Она уже не могла говорить. Полутемный коридор, звук монотонного дождя, бьющего в грязное окно высоко над дверью… Тревога, казалось, сжигала ее изнутри и лилась наружу из широко распахнутых за очками глаз.

- Просто что? - помог ей я, и она, не думая и больше не колеблясь, спросила: - Он там, в лесу?

Захваченный врасплох, я, тем не менее, понял, что она имела в виду. - Возможно, - ответил я. А что еще я мог сказать? Разве мог я рассказать ей, что за опушкой леса, в самой чаще, находится огромное невероятное место, в существование которого невозможно поверить. - Вполне возможно.

Шесть

Из Оксфорда я уехал разочарованным, грязным и очень уставшим. И обратная дорога утомила меня еще больше: один поезд отменили, а за Уитни мой автобус попал в пробку и простоял полчаса. К счастью дождь кончился, но низкое небо по-прежнему было угрожающим и отчетливо неприветливым, не таким, как бы я хотел его видеть ранним летом.

Только к шести вечера я добрался до Оак Лоджа и тут же понял, что у меня гость: задняя дверь была широко распахнута, в кабинете горел свет. Я поспешил к дому, но около двери остановился и нервно оглянулся: быть может рядом затаился воинственный роялист с ружьем или жаждущий крови мифаго. Нет, никого, значит это Гуивеннет. Она силой открыла дверь, несколько раз ударив по ней древком копья, и содрала краску вокруг ручки. Внутри я уловил намек на ее запах, острый и едкий. Безусловно ей надо почаще принимать ванну.
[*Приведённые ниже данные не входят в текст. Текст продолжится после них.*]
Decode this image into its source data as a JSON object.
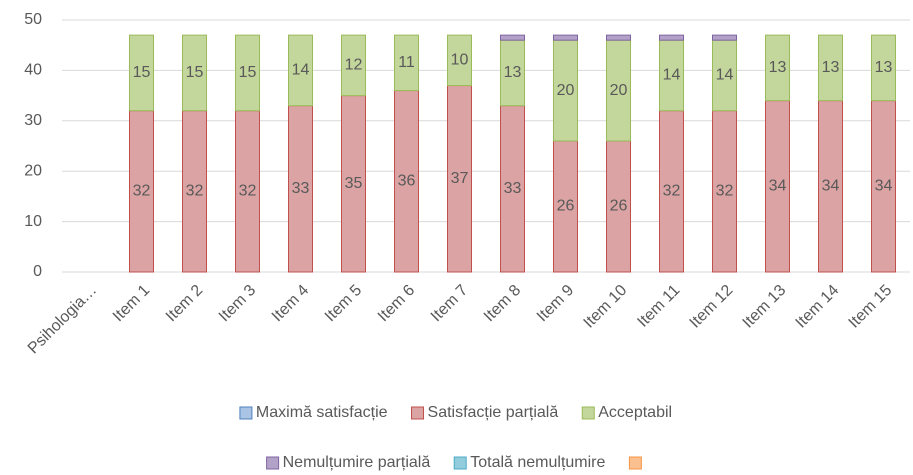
{
  "chart_data": {
    "type": "stacked_bar",
    "categories": [
      "Psihologia…",
      "Item 1",
      "Item 2",
      "Item 3",
      "Item 4",
      "Item 5",
      "Item 6",
      "Item 7",
      "Item 8",
      "Item 9",
      "Item 10",
      "Item 11",
      "Item 12",
      "Item 13",
      "Item 14",
      "Item 15"
    ],
    "series": [
      {
        "name": "Maximă satisfacție",
        "color": "#4f81bd",
        "fill": "#a9c4e4",
        "data_labels": false,
        "values": [
          null,
          0,
          0,
          0,
          0,
          0,
          0,
          0,
          0,
          0,
          0,
          0,
          0,
          0,
          0,
          0
        ]
      },
      {
        "name": "Satisfacție parțială",
        "color": "#c0504d",
        "fill": "#dba3a3",
        "data_labels": true,
        "values": [
          null,
          32,
          32,
          32,
          33,
          35,
          36,
          37,
          33,
          26,
          26,
          32,
          32,
          34,
          34,
          34
        ]
      },
      {
        "name": "Acceptabil",
        "color": "#9bbb59",
        "fill": "#c3d69b",
        "data_labels": true,
        "values": [
          null,
          15,
          15,
          15,
          14,
          12,
          11,
          10,
          13,
          20,
          20,
          14,
          14,
          13,
          13,
          13
        ]
      },
      {
        "name": "Nemulțumire parțială",
        "color": "#8064a2",
        "fill": "#b3a2c7",
        "data_labels": false,
        "values": [
          null,
          0,
          0,
          0,
          0,
          0,
          0,
          0,
          1,
          1,
          1,
          1,
          1,
          0,
          0,
          0
        ]
      },
      {
        "name": "Totală nemulțumire",
        "color": "#4bacc6",
        "fill": "#93cddd",
        "data_labels": false,
        "values": [
          null,
          0,
          0,
          0,
          0,
          0,
          0,
          0,
          0,
          0,
          0,
          0,
          0,
          0,
          0,
          0
        ]
      },
      {
        "color": "#f79646",
        "fill": "#fac090",
        "data_labels": false,
        "values": [
          null,
          0,
          0,
          0,
          0,
          0,
          0,
          0,
          0,
          0,
          0,
          0,
          0,
          0,
          0,
          0
        ]
      }
    ],
    "ylim": [
      0,
      50
    ],
    "yticks": [
      0,
      10,
      20,
      30,
      40,
      50
    ],
    "grid": true,
    "legend": "bottom"
  }
}
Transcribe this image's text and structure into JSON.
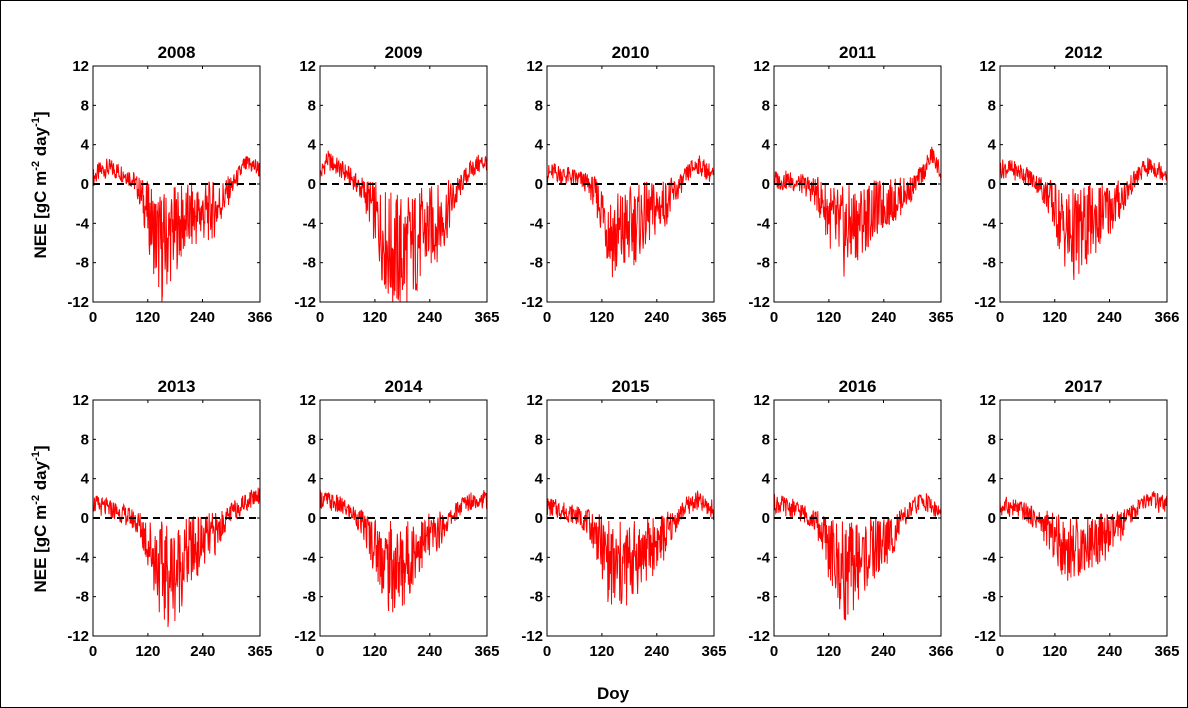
{
  "chart_data": {
    "type": "line",
    "figure": {
      "xlabel": "Doy",
      "ylabel": "NEE [gC m",
      "ylabel_sup1": "-2",
      "ylabel_mid": " day",
      "ylabel_sup2": "-1",
      "ylabel_end": "]"
    },
    "colors": {
      "series": "#ff0000",
      "zero_line": "#000000",
      "frame": "#000000",
      "border": "#000000"
    },
    "zero_line_style": "dashed",
    "grid": false,
    "panels": [
      {
        "title": "2008",
        "xlim": [
          0,
          366
        ],
        "ylim": [
          -12,
          12
        ],
        "xticks": [
          0,
          120,
          240,
          366
        ],
        "xtick_labels": [
          "0",
          "120",
          "240",
          "366"
        ],
        "yticks": [
          12,
          8,
          4,
          0,
          -4,
          -8,
          -12
        ],
        "ytick_labels": [
          "12",
          "8",
          "4",
          "0",
          "-4",
          "-8",
          "-12"
        ],
        "series": [
          {
            "x": [
              0,
              15,
              30,
              45,
              60,
              75,
              90,
              105,
              120,
              135,
              150,
              165,
              180,
              195,
              210,
              225,
              240,
              255,
              270,
              285,
              300,
              315,
              330,
              345,
              366
            ],
            "y": [
              0.6,
              1.3,
              1.6,
              1.5,
              1.2,
              0.9,
              0.3,
              -1.0,
              -3.0,
              -5.0,
              -6.5,
              -5.5,
              -4.5,
              -4.0,
              -3.5,
              -3.2,
              -3.0,
              -2.8,
              -2.5,
              -1.5,
              -0.5,
              0.5,
              1.8,
              2.0,
              1.5
            ]
          }
        ]
      },
      {
        "title": "2009",
        "xlim": [
          0,
          365
        ],
        "ylim": [
          -12,
          12
        ],
        "xticks": [
          0,
          120,
          240,
          365
        ],
        "xtick_labels": [
          "0",
          "120",
          "240",
          "365"
        ],
        "yticks": [
          12,
          8,
          4,
          0,
          -4,
          -8,
          -12
        ],
        "ytick_labels": [
          "12",
          "8",
          "4",
          "0",
          "-4",
          "-8",
          "-12"
        ],
        "series": [
          {
            "x": [
              0,
              15,
              30,
              45,
              60,
              75,
              90,
              105,
              120,
              135,
              150,
              165,
              180,
              195,
              210,
              225,
              240,
              255,
              270,
              285,
              300,
              315,
              330,
              345,
              365
            ],
            "y": [
              0.8,
              2.5,
              2.0,
              1.5,
              1.0,
              0.3,
              -0.5,
              -1.5,
              -3.0,
              -5.0,
              -6.5,
              -7.0,
              -7.2,
              -6.5,
              -6.0,
              -5.0,
              -4.5,
              -4.0,
              -3.5,
              -2.0,
              -0.8,
              0.5,
              1.5,
              2.0,
              2.3
            ]
          }
        ]
      },
      {
        "title": "2010",
        "xlim": [
          0,
          365
        ],
        "ylim": [
          -12,
          12
        ],
        "xticks": [
          0,
          120,
          240,
          365
        ],
        "xtick_labels": [
          "0",
          "120",
          "240",
          "365"
        ],
        "yticks": [
          12,
          8,
          4,
          0,
          -4,
          -8,
          -12
        ],
        "ytick_labels": [
          "12",
          "8",
          "4",
          "0",
          "-4",
          "-8",
          "-12"
        ],
        "series": [
          {
            "x": [
              0,
              15,
              30,
              45,
              60,
              75,
              90,
              105,
              120,
              135,
              150,
              165,
              180,
              195,
              210,
              225,
              240,
              255,
              270,
              285,
              300,
              315,
              330,
              345,
              365
            ],
            "y": [
              1.0,
              1.2,
              1.0,
              0.8,
              0.6,
              0.4,
              0.0,
              -1.0,
              -2.5,
              -4.5,
              -5.5,
              -5.0,
              -4.5,
              -4.0,
              -3.5,
              -3.0,
              -2.5,
              -2.0,
              -1.5,
              -0.5,
              0.5,
              1.5,
              2.0,
              1.5,
              0.8
            ]
          }
        ]
      },
      {
        "title": "2011",
        "xlim": [
          0,
          365
        ],
        "ylim": [
          -12,
          12
        ],
        "xticks": [
          0,
          120,
          240,
          365
        ],
        "xtick_labels": [
          "0",
          "120",
          "240",
          "365"
        ],
        "yticks": [
          12,
          8,
          4,
          0,
          -4,
          -8,
          -12
        ],
        "ytick_labels": [
          "12",
          "8",
          "4",
          "0",
          "-4",
          "-8",
          "-12"
        ],
        "series": [
          {
            "x": [
              0,
              15,
              30,
              45,
              60,
              75,
              90,
              105,
              120,
              135,
              150,
              165,
              180,
              195,
              210,
              225,
              240,
              255,
              270,
              285,
              300,
              315,
              330,
              345,
              365
            ],
            "y": [
              0.5,
              0.3,
              0.4,
              0.2,
              0.0,
              -0.3,
              -0.8,
              -1.8,
              -3.0,
              -4.5,
              -5.0,
              -4.5,
              -4.0,
              -3.5,
              -3.0,
              -2.5,
              -2.2,
              -1.8,
              -1.5,
              -1.0,
              -0.5,
              0.5,
              1.5,
              3.0,
              1.0
            ]
          }
        ]
      },
      {
        "title": "2012",
        "xlim": [
          0,
          366
        ],
        "ylim": [
          -12,
          12
        ],
        "xticks": [
          0,
          120,
          240,
          366
        ],
        "xtick_labels": [
          "0",
          "120",
          "240",
          "366"
        ],
        "yticks": [
          12,
          8,
          4,
          0,
          -4,
          -8,
          -12
        ],
        "ytick_labels": [
          "12",
          "8",
          "4",
          "0",
          "-4",
          "-8",
          "-12"
        ],
        "series": [
          {
            "x": [
              0,
              15,
              30,
              45,
              60,
              75,
              90,
              105,
              120,
              135,
              150,
              165,
              180,
              195,
              210,
              225,
              240,
              255,
              270,
              285,
              300,
              315,
              330,
              345,
              366
            ],
            "y": [
              1.5,
              1.6,
              1.4,
              1.2,
              0.8,
              0.3,
              -0.3,
              -1.2,
              -2.5,
              -4.0,
              -5.0,
              -5.2,
              -4.8,
              -4.0,
              -3.5,
              -3.0,
              -2.5,
              -2.0,
              -1.2,
              -0.3,
              0.8,
              1.5,
              1.8,
              1.5,
              1.2
            ]
          }
        ]
      },
      {
        "title": "2013",
        "xlim": [
          0,
          365
        ],
        "ylim": [
          -12,
          12
        ],
        "xticks": [
          0,
          120,
          240,
          365
        ],
        "xtick_labels": [
          "0",
          "120",
          "240",
          "365"
        ],
        "yticks": [
          12,
          8,
          4,
          0,
          -4,
          -8,
          -12
        ],
        "ytick_labels": [
          "12",
          "8",
          "4",
          "0",
          "-4",
          "-8",
          "-12"
        ],
        "series": [
          {
            "x": [
              0,
              15,
              30,
              45,
              60,
              75,
              90,
              105,
              120,
              135,
              150,
              165,
              180,
              195,
              210,
              225,
              240,
              255,
              270,
              285,
              300,
              315,
              330,
              345,
              365
            ],
            "y": [
              1.5,
              1.2,
              1.0,
              0.8,
              0.5,
              0.2,
              -0.2,
              -1.0,
              -2.5,
              -4.0,
              -5.5,
              -5.8,
              -5.5,
              -4.5,
              -3.5,
              -3.0,
              -2.5,
              -2.0,
              -1.5,
              -0.5,
              0.5,
              1.0,
              1.5,
              2.0,
              2.5
            ]
          }
        ]
      },
      {
        "title": "2014",
        "xlim": [
          0,
          365
        ],
        "ylim": [
          -12,
          12
        ],
        "xticks": [
          0,
          120,
          240,
          365
        ],
        "xtick_labels": [
          "0",
          "120",
          "240",
          "365"
        ],
        "yticks": [
          12,
          8,
          4,
          0,
          -4,
          -8,
          -12
        ],
        "ytick_labels": [
          "12",
          "8",
          "4",
          "0",
          "-4",
          "-8",
          "-12"
        ],
        "series": [
          {
            "x": [
              0,
              15,
              30,
              45,
              60,
              75,
              90,
              105,
              120,
              135,
              150,
              165,
              180,
              195,
              210,
              225,
              240,
              255,
              270,
              285,
              300,
              315,
              330,
              345,
              365
            ],
            "y": [
              2.0,
              1.8,
              1.5,
              1.2,
              0.8,
              0.3,
              -0.5,
              -1.5,
              -2.8,
              -4.0,
              -5.0,
              -5.2,
              -5.0,
              -4.0,
              -3.0,
              -2.5,
              -2.0,
              -1.5,
              -0.8,
              0.0,
              0.8,
              1.5,
              1.8,
              2.0,
              1.8
            ]
          }
        ]
      },
      {
        "title": "2015",
        "xlim": [
          0,
          365
        ],
        "ylim": [
          -12,
          12
        ],
        "xticks": [
          0,
          120,
          240,
          365
        ],
        "xtick_labels": [
          "0",
          "120",
          "240",
          "365"
        ],
        "yticks": [
          12,
          8,
          4,
          0,
          -4,
          -8,
          -12
        ],
        "ytick_labels": [
          "12",
          "8",
          "4",
          "0",
          "-4",
          "-8",
          "-12"
        ],
        "series": [
          {
            "x": [
              0,
              15,
              30,
              45,
              60,
              75,
              90,
              105,
              120,
              135,
              150,
              165,
              180,
              195,
              210,
              225,
              240,
              255,
              270,
              285,
              300,
              315,
              330,
              345,
              365
            ],
            "y": [
              1.2,
              1.0,
              0.8,
              0.6,
              0.4,
              0.0,
              -0.5,
              -1.5,
              -3.0,
              -4.5,
              -5.5,
              -5.0,
              -4.5,
              -4.0,
              -3.5,
              -3.0,
              -2.5,
              -2.0,
              -1.0,
              0.0,
              1.0,
              1.5,
              1.8,
              1.2,
              0.8
            ]
          }
        ]
      },
      {
        "title": "2016",
        "xlim": [
          0,
          366
        ],
        "ylim": [
          -12,
          12
        ],
        "xticks": [
          0,
          120,
          240,
          366
        ],
        "xtick_labels": [
          "0",
          "120",
          "240",
          "366"
        ],
        "yticks": [
          12,
          8,
          4,
          0,
          -4,
          -8,
          -12
        ],
        "ytick_labels": [
          "12",
          "8",
          "4",
          "0",
          "-4",
          "-8",
          "-12"
        ],
        "series": [
          {
            "x": [
              0,
              15,
              30,
              45,
              60,
              75,
              90,
              105,
              120,
              135,
              150,
              165,
              180,
              195,
              210,
              225,
              240,
              255,
              270,
              285,
              300,
              315,
              330,
              345,
              366
            ],
            "y": [
              1.5,
              1.3,
              1.1,
              0.9,
              0.6,
              0.2,
              -0.3,
              -1.5,
              -3.0,
              -4.5,
              -5.5,
              -5.2,
              -4.5,
              -4.0,
              -3.5,
              -3.0,
              -2.5,
              -2.0,
              -1.0,
              0.0,
              0.8,
              1.5,
              1.8,
              1.2,
              0.4
            ]
          }
        ]
      },
      {
        "title": "2017",
        "xlim": [
          0,
          365
        ],
        "ylim": [
          -12,
          12
        ],
        "xticks": [
          0,
          120,
          240,
          365
        ],
        "xtick_labels": [
          "0",
          "120",
          "240",
          "365"
        ],
        "yticks": [
          12,
          8,
          4,
          0,
          -4,
          -8,
          -12
        ],
        "ytick_labels": [
          "12",
          "8",
          "4",
          "0",
          "-4",
          "-8",
          "-12"
        ],
        "series": [
          {
            "x": [
              0,
              15,
              30,
              45,
              60,
              75,
              90,
              105,
              120,
              135,
              150,
              165,
              180,
              195,
              210,
              225,
              240,
              255,
              270,
              285,
              300,
              315,
              330,
              345,
              365
            ],
            "y": [
              1.0,
              1.2,
              1.0,
              0.8,
              0.5,
              0.0,
              -0.5,
              -1.2,
              -2.0,
              -2.8,
              -3.2,
              -3.0,
              -2.8,
              -2.5,
              -2.2,
              -2.0,
              -1.8,
              -1.2,
              -0.5,
              0.3,
              1.0,
              1.5,
              2.0,
              1.5,
              1.2
            ]
          }
        ]
      }
    ]
  }
}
Я осторожно обошел все комнаты, окликая ее. В кабинете ее не было, но я не стал гасить свет. Кто-то задвигался наверху, я вздрогнул и выбежал в коридор. - Гуивеннет?

- Боюсь, вы меня поймали, - послышался голос Гарри Китона, и он сам появился на верхней площадке лестницы и смущенно улыбнулся, пытаясь скрыть вину. - Извините меня. Но дверь была открыта.

- Я принял вас за кое-кого другого, - сказал я. - А в доме смотреть не на что.

Он спустился вниз и мы пошли в гостиную. - Кто-то был здесь, когда вы пришли?